Sources are positions and opinions that are in no way to be equated with an "objective" truth. Rather, they convey what the producer of a document felt to be true and false. Trials of the post-war period (including the Hamburg trials) included activity reports and field post letters from the German occupying forces in the proceedings. In other words, opinions of the accused, declarations of innocence and letters from prison camps, some of which read like holiday greetings to the family. It is mainly about descriptions of seemingly normal work, such as getting firewood or digging in the forest, where each worker was given a shovel. The above seems too harmless in the context of mass torture and murder. It is precisely this context that is crucial when considering perpetrator narratives; the perpetrators were not only sworn to secrecy, but often considered their actions to be “right” and “necessary”.

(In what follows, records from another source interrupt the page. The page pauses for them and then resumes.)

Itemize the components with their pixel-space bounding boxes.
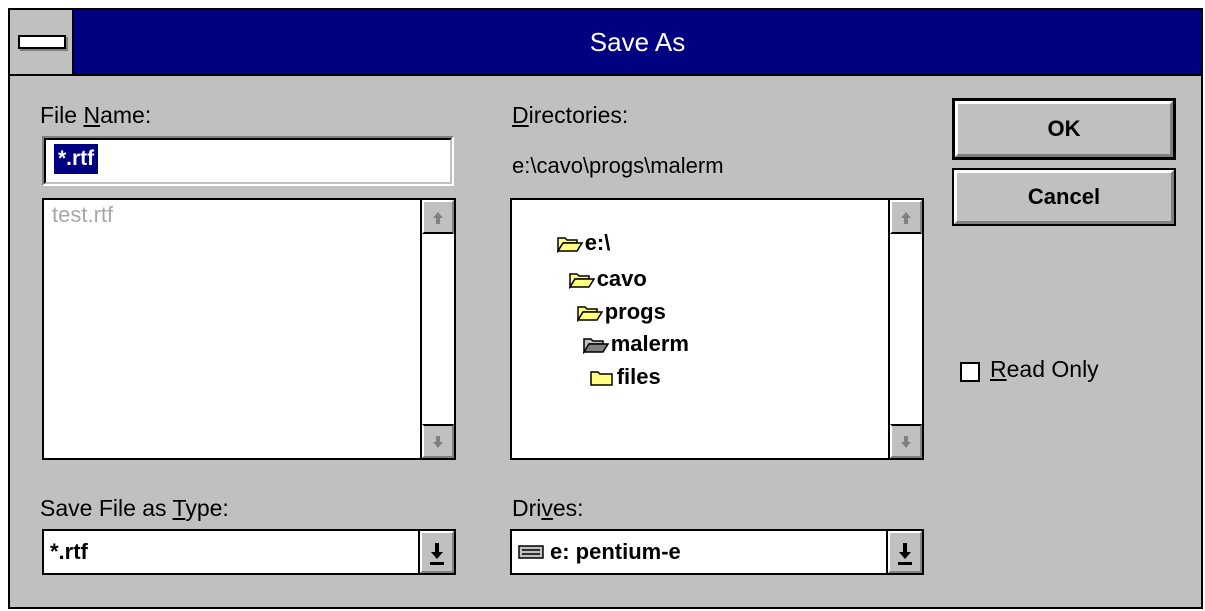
scroll-up-button[interactable] (422, 200, 454, 234)
file-list-item[interactable]: test.rtf (52, 202, 113, 228)
system-menu-icon (18, 35, 66, 49)
drives-label: Drives: (512, 495, 584, 521)
read-only-checkbox[interactable] (960, 362, 980, 382)
file-name-label: File Name: (40, 102, 152, 128)
title-bar: Save As (10, 10, 1201, 76)
file-list-scrollbar[interactable] (420, 200, 454, 458)
file-name-input[interactable]: *.rtf (42, 136, 454, 186)
up-arrow-icon (433, 212, 443, 224)
closed-folder-icon (589, 371, 613, 386)
dropdown-arrow-icon (430, 543, 444, 565)
dir-item-files[interactable]: files (552, 338, 661, 416)
drives-select[interactable]: e: pentium-e (510, 529, 924, 575)
file-list[interactable]: test.rtf (42, 198, 456, 460)
scroll-up-button[interactable] (890, 200, 922, 234)
directory-tree[interactable]: e:\ cavo progs malerm files (510, 198, 924, 460)
save-type-value: *.rtf (50, 539, 88, 564)
cancel-button[interactable]: Cancel (952, 168, 1176, 226)
current-path: e:\cavo\progs\malerm (512, 153, 724, 178)
up-arrow-icon (901, 212, 911, 224)
down-arrow-icon (433, 436, 443, 448)
window-title: Save As (589, 27, 686, 57)
file-name-value: *.rtf (54, 144, 99, 174)
drives-value: e: pentium-e (518, 531, 681, 573)
directories-label: Directories: (512, 102, 629, 128)
ok-button[interactable]: OK (952, 98, 1176, 160)
save-as-dialog: Save As File Name: *.rtf test.rtf Direct… (8, 8, 1203, 609)
save-type-dropdown-button[interactable] (418, 531, 454, 573)
scroll-down-button[interactable] (890, 424, 922, 458)
read-only-label[interactable]: Read Only (990, 356, 1099, 383)
down-arrow-icon (901, 436, 911, 448)
save-type-label: Save File as Type: (40, 495, 229, 521)
drive-icon (518, 545, 544, 559)
drives-dropdown-button[interactable] (886, 531, 922, 573)
save-type-select[interactable]: *.rtf (42, 529, 456, 575)
dropdown-arrow-icon (898, 543, 912, 565)
system-menu-button[interactable] (10, 10, 74, 74)
directory-scrollbar[interactable] (888, 200, 922, 458)
scroll-down-button[interactable] (422, 424, 454, 458)
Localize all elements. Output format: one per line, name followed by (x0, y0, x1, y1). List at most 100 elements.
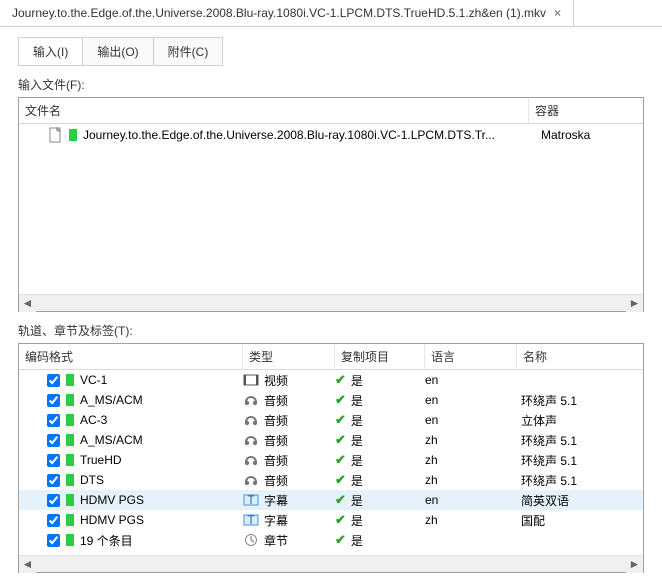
file-icon (49, 127, 63, 143)
track-codec: 19 个条目 (80, 532, 133, 549)
tracks-header-type[interactable]: 类型 (243, 344, 335, 369)
track-name: 国配 (517, 512, 643, 529)
scroll-right-icon[interactable]: ► (626, 295, 643, 312)
check-icon: ✔ (335, 452, 346, 468)
status-icon (66, 494, 74, 506)
track-codec: AC-3 (80, 413, 107, 427)
audio-icon (243, 473, 259, 487)
tab-output[interactable]: 输出(O) (83, 38, 153, 65)
track-codec: A_MS/ACM (80, 433, 143, 447)
track-copy: 是 (351, 392, 363, 409)
status-icon (66, 454, 74, 466)
track-lang: en (425, 373, 517, 387)
svg-text:T: T (247, 493, 255, 507)
tab-attachments[interactable]: 附件(C) (154, 38, 223, 65)
track-row[interactable]: AC-3音频✔是en立体声 (19, 410, 643, 430)
scroll-left-icon[interactable]: ◄ (19, 295, 36, 312)
files-header-filename[interactable]: 文件名 (19, 98, 529, 123)
track-copy: 是 (351, 452, 363, 469)
tracks-label: 轨道、章节及标签(T): (18, 322, 644, 339)
file-tab[interactable]: Journey.to.the.Edge.of.the.Universe.2008… (0, 0, 574, 26)
track-lang: en (425, 393, 517, 407)
audio-icon (243, 433, 259, 447)
track-type: 音频 (264, 392, 288, 409)
tracks-header-lang[interactable]: 语言 (425, 344, 517, 369)
track-copy: 是 (351, 492, 363, 509)
track-copy: 是 (351, 532, 363, 549)
scroll-right-icon[interactable]: ► (626, 556, 643, 573)
track-row[interactable]: HDMV PGST字幕✔是en简英双语 (19, 490, 643, 510)
file-name: Journey.to.the.Edge.of.the.Universe.2008… (83, 128, 495, 142)
audio-icon (243, 393, 259, 407)
track-checkbox[interactable] (47, 454, 60, 467)
track-checkbox[interactable] (47, 394, 60, 407)
track-copy: 是 (351, 512, 363, 529)
subtitle-icon: T (243, 493, 259, 507)
track-copy: 是 (351, 432, 363, 449)
track-lang: zh (425, 513, 517, 527)
audio-icon (243, 453, 259, 467)
check-icon: ✔ (335, 372, 346, 388)
track-lang: en (425, 493, 517, 507)
track-copy: 是 (351, 412, 363, 429)
track-checkbox[interactable] (47, 514, 60, 527)
track-checkbox[interactable] (47, 414, 60, 427)
status-icon (66, 534, 74, 546)
sub-tab-bar: 输入(I) 输出(O) 附件(C) (18, 37, 223, 66)
track-checkbox[interactable] (47, 474, 60, 487)
tracks-header-name[interactable]: 名称 (517, 344, 643, 369)
tracks-hscroll[interactable]: ◄ ► (19, 555, 643, 572)
track-row[interactable]: TrueHD音频✔是zh环绕声 5.1 (19, 450, 643, 470)
files-hscroll[interactable]: ◄ ► (19, 294, 643, 311)
track-checkbox[interactable] (47, 434, 60, 447)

It's people like Otto Goldapp who claimed to have been "normal" police officers. His participation in "Sonderkommando 1005" in Maly Trascjanec could be proven by witness statements. It's people like Paul Blobel, who protested until they were sentenced that they acted out of “loyalty to the fatherland”. Blobel could be proven that he was responsible for the "Aktion 1005“ – and thus the exhumation of thousands of corpses of Jewish people from mass graves. It is their testimonies that enable the reconstruction of the crimes against humanity in Maly Trascjanec and other Holocaust scenes.